If I owned this camera, I would use the software only to get the images onto the PC. (This is essential as it includes the driver for the camera disc, which is not recognised in My Computer as a separate disk) and then look elsewhere to put it all together.
The video, taken on automatic settings, was accurate in colour but lacking in contrast, making it look a bit ‘milky’ when shot under florescent light and a tad dull in good natural light. The interlacing effect was not noticeable on the 4:3 TV and the sound was unremarkable given that it was simple stereo playback. I cannot give an assessment of the 5.1 Dolby, other than to say why would you want it, let alone need it, if you are not going to edit the results properly?

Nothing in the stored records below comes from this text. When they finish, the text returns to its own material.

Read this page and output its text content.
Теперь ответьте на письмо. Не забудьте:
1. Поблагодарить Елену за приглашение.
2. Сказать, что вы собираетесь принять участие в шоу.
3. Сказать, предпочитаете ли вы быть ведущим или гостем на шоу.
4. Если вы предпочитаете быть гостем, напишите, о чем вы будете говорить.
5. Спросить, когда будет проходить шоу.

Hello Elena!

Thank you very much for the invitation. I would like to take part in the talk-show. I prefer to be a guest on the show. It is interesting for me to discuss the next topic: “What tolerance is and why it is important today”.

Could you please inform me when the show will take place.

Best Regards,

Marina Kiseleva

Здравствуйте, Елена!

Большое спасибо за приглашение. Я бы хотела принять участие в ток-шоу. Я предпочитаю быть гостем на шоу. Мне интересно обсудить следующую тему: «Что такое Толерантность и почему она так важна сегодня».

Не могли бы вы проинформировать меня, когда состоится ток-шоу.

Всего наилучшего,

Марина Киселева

The zoom worked nicely and the electronic Steadyshot seemed to be quite effective. Images taken with the Nightshot switched on were surprisingly good, albeit almost monochrome, but the Supernightshot was as expected, and that means not really worth using if any motion is to be recorded. Both Supernightshot and Colour Slow Shutter would be desperation measures only as both displayed severe movement artifact from the slow shutter speed and wide open aperture. The Smooth Slow Record function, basically a slow motion feature, would have some attraction in analysing golf and tennis swings, but is limited by its short duration and its confusing instructions. The fixed length three-second clip is expanded to 12 seconds in playback.